Not surprisingly, in announcing her decision to step down as party leader on Monday, Merkel said she'd actually made her decision some time ago. She saw the political blood on the floor.

What went wrong for Merkel?

Some, like Augstein, point to the fact that 13 years in high office is too long and breeds a certain arrogance. Others point to her fateful decision in 2015 to open Germany's door and let in hundreds of thousands of refugees, most of them Syrian.

I stood on the border between Hungary and Austria as the gates opened in September 2015 and the refugees flowed through, most to be taken by train to Munich. People cheered. Europe, and much of the world, applauded.

But beside me a German cameraman from Bavaria muttered, "The Germans aren't going to like this."

I was surprised and dismissive, but I shouldn't have been. The Germans swallowed and took in an estimated one million refugees, but almost from that moment Merkel's popularity began to drop. And just as significantly, the AfD, which was born as an anti-euro and European Union party, shifted dramatically. Its target now became immigrants and refugees, and it rose dramatically in the opinion polls.

Future of coalition uncertain

Merkel and her party have been steadily battered since then. But the Social Democrats have almost been knocked out. In Hesse, the Greens came within a few thousand votes of beating the Social Democrats into third place.

One German commentator called the grand coalition a "black hole" for the Social Democrats. They have been chained to Merkel and her policies, and their support has drained away. And so now many in the party leadership talk of crashing out of the government to save the soul of the party.

The breakup of the coalition would rip up Merkel's scenario of staying as chancellor until 2021 because early elections would almost certainly have to be held. And she has said she won't run again.

Demonstrators hold up portraits of victims of crime by refugees during a protest organized by the far-right Alternative for Germany (AfD) party in September in reaction to a knife killing, allegedly by an Iraqi and a Syrian, that set off anti-immigrant mob violence. (John Macdougall/AFP/Getty Images)

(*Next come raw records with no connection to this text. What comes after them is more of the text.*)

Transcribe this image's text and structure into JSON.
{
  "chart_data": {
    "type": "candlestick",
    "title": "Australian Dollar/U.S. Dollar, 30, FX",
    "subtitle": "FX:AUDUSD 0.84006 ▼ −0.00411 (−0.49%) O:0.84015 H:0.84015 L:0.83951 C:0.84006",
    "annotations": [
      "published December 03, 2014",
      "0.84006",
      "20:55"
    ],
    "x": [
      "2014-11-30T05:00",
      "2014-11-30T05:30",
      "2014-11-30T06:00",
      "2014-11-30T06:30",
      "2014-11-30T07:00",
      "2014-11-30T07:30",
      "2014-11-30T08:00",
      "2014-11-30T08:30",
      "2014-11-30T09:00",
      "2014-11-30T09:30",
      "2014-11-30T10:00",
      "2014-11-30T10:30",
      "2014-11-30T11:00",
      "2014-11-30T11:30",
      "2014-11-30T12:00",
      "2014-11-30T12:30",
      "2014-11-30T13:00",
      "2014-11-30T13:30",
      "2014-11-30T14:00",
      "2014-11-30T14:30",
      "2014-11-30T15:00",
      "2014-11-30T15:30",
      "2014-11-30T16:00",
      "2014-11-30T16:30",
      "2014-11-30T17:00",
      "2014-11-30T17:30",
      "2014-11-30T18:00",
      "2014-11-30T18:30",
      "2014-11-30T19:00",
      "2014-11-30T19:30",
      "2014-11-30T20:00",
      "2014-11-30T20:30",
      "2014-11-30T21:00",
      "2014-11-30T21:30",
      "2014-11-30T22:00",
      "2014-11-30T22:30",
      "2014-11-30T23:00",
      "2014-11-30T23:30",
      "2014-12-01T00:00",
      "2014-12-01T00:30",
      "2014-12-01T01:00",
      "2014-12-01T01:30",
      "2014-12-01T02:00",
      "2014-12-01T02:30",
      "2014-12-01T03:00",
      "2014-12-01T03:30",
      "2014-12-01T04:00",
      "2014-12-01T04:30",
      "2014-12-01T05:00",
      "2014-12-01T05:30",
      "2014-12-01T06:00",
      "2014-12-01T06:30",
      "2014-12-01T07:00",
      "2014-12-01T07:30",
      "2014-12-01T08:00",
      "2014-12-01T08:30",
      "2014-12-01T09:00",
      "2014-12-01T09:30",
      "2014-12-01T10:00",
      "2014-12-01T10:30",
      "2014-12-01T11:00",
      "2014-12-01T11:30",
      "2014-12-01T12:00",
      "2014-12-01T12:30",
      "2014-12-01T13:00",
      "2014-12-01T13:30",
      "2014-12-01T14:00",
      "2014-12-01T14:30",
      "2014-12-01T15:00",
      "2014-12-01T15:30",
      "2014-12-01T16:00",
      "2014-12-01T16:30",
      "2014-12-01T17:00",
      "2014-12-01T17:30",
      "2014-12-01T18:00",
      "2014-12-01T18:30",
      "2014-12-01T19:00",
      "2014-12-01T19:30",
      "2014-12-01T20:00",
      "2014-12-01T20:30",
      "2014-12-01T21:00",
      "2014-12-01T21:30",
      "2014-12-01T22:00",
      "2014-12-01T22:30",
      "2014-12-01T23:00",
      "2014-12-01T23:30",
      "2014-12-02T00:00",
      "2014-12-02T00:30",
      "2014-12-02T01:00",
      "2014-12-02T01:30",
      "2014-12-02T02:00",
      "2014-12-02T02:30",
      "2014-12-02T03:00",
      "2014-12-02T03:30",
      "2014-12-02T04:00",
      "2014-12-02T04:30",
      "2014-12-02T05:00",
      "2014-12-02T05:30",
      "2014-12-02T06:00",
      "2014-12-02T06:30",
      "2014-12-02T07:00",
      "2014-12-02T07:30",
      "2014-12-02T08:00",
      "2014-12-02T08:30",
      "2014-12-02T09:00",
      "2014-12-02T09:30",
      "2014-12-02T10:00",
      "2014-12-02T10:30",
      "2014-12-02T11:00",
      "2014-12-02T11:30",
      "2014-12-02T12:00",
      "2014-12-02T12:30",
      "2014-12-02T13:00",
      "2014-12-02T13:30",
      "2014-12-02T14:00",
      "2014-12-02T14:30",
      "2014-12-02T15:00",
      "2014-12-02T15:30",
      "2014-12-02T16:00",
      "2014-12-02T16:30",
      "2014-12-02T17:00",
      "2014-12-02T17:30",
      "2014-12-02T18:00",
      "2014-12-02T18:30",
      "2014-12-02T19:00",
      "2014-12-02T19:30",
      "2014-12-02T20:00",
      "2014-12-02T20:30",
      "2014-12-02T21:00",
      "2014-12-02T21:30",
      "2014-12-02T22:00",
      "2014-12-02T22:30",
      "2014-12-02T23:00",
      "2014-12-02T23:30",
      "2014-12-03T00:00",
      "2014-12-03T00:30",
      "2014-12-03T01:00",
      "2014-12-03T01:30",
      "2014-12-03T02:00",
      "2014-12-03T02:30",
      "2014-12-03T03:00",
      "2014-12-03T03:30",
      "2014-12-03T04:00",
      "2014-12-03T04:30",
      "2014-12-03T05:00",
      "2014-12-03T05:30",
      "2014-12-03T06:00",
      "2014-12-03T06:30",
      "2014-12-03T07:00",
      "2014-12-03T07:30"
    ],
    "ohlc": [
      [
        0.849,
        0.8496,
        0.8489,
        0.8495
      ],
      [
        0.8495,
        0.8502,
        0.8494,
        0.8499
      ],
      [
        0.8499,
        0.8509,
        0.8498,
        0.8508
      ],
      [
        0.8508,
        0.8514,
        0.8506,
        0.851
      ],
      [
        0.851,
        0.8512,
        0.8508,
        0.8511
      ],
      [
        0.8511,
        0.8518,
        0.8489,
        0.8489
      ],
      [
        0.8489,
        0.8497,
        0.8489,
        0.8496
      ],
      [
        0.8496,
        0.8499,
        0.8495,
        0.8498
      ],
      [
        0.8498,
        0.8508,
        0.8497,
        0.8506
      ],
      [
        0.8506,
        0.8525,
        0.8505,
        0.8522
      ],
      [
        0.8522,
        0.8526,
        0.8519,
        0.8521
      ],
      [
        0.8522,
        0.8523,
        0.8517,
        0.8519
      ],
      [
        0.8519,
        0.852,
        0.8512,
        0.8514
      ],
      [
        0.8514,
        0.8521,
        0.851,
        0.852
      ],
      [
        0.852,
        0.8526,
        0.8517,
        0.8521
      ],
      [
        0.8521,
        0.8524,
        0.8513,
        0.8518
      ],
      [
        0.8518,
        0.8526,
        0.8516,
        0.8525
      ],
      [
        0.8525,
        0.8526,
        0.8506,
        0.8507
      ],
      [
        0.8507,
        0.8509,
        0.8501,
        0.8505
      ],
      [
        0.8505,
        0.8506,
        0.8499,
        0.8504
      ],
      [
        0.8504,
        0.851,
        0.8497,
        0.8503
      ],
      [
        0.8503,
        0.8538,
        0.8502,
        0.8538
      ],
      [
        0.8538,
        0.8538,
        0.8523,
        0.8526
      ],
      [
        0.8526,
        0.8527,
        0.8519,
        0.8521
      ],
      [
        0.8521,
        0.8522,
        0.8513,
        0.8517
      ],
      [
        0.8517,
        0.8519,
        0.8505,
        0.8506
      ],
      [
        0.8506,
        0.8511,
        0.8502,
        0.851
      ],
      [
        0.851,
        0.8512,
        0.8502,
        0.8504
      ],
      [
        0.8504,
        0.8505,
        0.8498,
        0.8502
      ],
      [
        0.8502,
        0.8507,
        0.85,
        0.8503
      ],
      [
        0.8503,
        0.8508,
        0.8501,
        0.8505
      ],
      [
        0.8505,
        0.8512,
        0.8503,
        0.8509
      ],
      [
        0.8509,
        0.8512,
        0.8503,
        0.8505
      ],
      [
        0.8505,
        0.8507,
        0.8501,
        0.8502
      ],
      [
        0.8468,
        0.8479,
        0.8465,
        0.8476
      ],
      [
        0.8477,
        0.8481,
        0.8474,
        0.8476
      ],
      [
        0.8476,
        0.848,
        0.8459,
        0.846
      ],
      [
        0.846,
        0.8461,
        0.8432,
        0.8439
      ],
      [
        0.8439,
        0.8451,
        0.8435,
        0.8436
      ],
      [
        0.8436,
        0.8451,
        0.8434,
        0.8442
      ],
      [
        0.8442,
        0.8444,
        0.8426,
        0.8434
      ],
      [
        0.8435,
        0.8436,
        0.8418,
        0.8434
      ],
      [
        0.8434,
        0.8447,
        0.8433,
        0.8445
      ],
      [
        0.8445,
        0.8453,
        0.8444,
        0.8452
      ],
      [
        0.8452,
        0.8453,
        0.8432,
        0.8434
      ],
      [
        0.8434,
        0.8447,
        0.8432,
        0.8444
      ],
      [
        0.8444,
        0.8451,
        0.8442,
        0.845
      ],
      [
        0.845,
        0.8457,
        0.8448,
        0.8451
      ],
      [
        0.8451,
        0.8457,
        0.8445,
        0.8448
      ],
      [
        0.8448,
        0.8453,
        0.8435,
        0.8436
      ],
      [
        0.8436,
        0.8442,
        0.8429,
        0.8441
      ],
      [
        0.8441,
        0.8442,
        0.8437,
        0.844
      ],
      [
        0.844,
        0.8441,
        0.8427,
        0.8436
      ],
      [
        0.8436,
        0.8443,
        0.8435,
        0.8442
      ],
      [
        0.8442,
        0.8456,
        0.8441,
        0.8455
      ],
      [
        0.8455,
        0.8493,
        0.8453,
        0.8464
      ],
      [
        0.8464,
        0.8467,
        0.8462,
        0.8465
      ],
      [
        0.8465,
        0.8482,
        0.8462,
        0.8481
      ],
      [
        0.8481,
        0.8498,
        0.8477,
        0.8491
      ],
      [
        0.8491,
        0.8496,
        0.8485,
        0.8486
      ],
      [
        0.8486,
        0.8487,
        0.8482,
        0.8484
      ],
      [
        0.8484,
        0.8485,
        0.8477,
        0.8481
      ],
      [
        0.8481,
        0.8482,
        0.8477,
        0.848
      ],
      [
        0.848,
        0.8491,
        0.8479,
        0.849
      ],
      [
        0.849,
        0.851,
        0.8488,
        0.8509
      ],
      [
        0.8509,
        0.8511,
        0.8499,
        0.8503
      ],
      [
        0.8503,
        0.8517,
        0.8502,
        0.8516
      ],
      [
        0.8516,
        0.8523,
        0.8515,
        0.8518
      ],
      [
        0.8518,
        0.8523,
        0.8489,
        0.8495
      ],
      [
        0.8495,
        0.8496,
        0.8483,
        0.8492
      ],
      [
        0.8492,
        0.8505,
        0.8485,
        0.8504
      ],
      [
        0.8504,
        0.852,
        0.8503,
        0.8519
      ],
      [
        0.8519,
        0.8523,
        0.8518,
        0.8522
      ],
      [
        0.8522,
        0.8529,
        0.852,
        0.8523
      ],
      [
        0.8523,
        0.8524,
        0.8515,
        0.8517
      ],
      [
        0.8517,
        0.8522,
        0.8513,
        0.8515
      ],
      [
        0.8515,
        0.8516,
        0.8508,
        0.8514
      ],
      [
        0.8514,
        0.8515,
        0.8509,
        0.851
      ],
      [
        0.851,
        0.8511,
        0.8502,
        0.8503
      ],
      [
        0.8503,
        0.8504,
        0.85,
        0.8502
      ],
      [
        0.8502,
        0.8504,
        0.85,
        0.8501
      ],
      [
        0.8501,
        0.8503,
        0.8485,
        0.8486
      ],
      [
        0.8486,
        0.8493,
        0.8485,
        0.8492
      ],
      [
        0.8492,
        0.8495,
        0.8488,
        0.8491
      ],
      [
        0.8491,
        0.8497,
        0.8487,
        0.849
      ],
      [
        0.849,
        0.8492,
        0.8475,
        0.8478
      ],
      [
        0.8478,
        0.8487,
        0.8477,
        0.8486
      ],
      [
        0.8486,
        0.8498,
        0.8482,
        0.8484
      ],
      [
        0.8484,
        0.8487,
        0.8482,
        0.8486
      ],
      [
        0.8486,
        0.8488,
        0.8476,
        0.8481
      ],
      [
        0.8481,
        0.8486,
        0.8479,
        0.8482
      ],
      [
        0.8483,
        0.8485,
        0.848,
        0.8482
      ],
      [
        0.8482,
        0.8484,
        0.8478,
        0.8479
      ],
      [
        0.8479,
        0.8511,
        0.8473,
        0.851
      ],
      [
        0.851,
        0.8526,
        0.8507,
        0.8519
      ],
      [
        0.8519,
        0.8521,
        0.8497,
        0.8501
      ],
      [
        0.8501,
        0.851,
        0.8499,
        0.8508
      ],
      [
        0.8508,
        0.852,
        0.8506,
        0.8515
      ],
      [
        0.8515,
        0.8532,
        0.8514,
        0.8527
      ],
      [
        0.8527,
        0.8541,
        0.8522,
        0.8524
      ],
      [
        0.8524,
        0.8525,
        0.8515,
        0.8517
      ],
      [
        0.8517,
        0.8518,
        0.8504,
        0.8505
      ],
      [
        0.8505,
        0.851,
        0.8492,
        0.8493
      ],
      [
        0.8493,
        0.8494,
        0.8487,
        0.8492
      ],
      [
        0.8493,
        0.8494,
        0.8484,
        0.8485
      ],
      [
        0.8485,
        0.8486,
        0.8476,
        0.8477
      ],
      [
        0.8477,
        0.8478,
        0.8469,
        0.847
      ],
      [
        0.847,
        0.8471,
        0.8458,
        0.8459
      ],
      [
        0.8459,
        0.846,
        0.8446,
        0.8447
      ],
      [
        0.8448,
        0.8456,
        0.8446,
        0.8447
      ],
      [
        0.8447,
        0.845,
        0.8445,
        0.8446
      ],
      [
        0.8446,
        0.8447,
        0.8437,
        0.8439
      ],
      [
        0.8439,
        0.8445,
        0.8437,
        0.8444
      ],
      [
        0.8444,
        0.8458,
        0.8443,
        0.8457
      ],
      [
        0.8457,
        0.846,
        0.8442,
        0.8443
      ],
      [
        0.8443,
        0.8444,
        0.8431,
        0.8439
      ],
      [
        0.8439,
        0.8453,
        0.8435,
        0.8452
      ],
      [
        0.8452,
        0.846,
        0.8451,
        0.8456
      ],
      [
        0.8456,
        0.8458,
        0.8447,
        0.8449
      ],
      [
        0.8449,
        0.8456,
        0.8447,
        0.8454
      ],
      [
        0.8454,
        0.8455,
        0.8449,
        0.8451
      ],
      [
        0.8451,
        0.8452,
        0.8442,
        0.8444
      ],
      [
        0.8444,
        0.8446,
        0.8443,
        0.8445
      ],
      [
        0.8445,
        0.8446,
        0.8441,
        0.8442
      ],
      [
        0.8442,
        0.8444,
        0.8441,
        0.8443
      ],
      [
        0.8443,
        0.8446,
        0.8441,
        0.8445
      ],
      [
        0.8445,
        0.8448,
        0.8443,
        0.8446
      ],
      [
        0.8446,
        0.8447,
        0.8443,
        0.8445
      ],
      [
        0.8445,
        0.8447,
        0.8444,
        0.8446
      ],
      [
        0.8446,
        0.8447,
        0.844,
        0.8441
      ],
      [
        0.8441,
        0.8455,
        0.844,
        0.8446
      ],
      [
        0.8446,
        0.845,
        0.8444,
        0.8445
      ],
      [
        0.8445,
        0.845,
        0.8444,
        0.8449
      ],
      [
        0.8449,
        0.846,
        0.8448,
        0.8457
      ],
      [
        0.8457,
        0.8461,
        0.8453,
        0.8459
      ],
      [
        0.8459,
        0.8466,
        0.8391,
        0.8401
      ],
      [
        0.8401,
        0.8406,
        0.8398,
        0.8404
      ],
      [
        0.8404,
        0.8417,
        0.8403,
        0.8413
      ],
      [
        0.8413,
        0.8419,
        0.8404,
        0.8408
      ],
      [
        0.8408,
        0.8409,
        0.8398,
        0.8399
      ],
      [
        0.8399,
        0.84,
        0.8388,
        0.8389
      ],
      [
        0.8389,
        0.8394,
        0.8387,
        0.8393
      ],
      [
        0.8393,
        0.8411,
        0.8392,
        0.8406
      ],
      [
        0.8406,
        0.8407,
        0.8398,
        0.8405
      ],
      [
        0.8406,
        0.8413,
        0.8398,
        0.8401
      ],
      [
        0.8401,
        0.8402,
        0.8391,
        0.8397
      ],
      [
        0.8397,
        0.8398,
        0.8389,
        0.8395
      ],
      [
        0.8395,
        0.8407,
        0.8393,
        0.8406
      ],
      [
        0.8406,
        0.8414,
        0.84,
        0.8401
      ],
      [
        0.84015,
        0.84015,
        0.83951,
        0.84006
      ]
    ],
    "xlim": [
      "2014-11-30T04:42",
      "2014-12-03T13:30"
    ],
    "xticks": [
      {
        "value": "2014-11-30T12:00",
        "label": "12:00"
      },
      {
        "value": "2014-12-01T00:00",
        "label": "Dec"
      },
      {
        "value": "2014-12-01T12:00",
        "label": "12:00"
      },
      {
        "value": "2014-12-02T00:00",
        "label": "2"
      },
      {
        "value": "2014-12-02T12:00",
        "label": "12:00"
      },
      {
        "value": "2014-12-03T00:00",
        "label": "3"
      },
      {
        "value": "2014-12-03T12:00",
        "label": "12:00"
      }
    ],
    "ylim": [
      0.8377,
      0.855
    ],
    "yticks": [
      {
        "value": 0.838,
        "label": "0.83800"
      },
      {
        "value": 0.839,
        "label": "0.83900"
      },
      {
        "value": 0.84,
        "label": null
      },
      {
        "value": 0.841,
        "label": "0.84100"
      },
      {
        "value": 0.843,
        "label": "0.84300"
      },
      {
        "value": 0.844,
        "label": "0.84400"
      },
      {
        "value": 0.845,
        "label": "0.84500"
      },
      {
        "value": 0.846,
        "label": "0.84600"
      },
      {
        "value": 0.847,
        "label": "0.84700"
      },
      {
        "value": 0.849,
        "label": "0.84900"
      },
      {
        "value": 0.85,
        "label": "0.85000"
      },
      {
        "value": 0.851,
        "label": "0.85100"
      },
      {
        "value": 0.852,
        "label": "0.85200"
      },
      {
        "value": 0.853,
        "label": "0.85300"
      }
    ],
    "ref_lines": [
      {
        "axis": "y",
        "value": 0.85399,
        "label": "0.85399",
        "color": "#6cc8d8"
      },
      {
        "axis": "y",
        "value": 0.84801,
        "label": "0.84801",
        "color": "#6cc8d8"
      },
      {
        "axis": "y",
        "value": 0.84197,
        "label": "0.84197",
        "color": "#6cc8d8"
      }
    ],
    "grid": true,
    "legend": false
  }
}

Regardless of who replaces her, the CDU may be tempted to shift to the right, becoming more overtly nationalist to try to win votes back from the AfD. And in the wake of early elections, it might be tempted to form a coalition with the AfD. It's hardly far-fetched that's exactly what happened next door last year in Austria.

The prospect makes many of Germany's neighbours tremble. Jan Machacek, a Czech commentator, on Monday conjured up the vision of a newly nationalist German government bellowing "Germany First" in Trumpian fashion and undermining the vision and the structure of the European Union.

Enoch Powell, a British politician, once said, "All political careers end in tears."

Merkel isn't crying, but many in her party may be shedding tears over a tarnished legacy.